KemptonM commented 2 years ago

I might misunderstand - is the data in this torrent still based on Reddit's official CSV data, or does it come from scrapers?

lloydowen8 commented 2 years ago

I agree that the data used should probably use the joint torrent data. There are a few scappers out there that could be implemented to collect this data automatically rather than having the user download the dataset.

See here for an example

However, I'd suggest that this should probably be a forked project. I don't have the time to manage this repo as I have my finals in a couple weeks. I'd also be happy to add collaborators to the project to manage pull requests as long as it was handled appropriately

memmam commented 2 years ago

@KemptonM it comes from Reddit's official CSV data, but it's going to take us some time to repair it as Reddit's official CSV data is incredibly mangled. Right now we're working on combining the r/Place timeline data (which has snapshots spaced every 1sec apart) with the CSV data to try and determine the actual order of pixels placed and repair the data.
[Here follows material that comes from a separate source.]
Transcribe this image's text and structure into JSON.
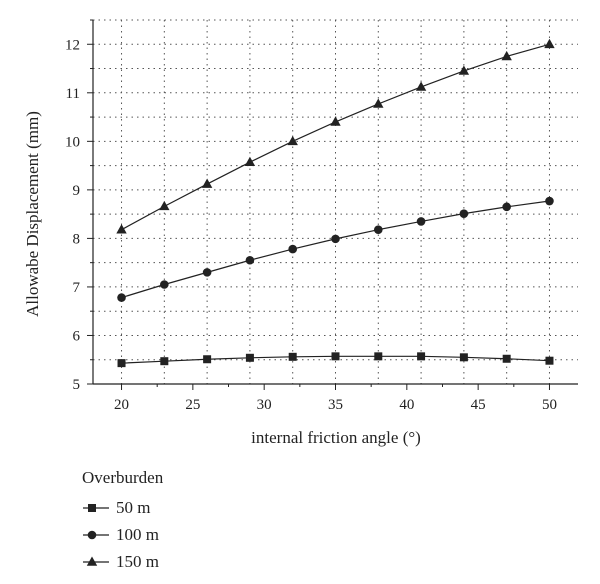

memmam commented 2 years ago

@lloydowen8 I'd be fine taking over the project if you'd like, I just started a new quarter at UCSD so I'm fairly busy myself, but I've been making time to work on a lot of r/Place related projects in the last few days, and I think I've been the most active person in this repo anyways. I can fork it or you can transfer ownership to me, your choice.

lloydowen8 commented 2 years ago

This has been addressed in the standalone script. However, the notebook should also be adapted to use this data.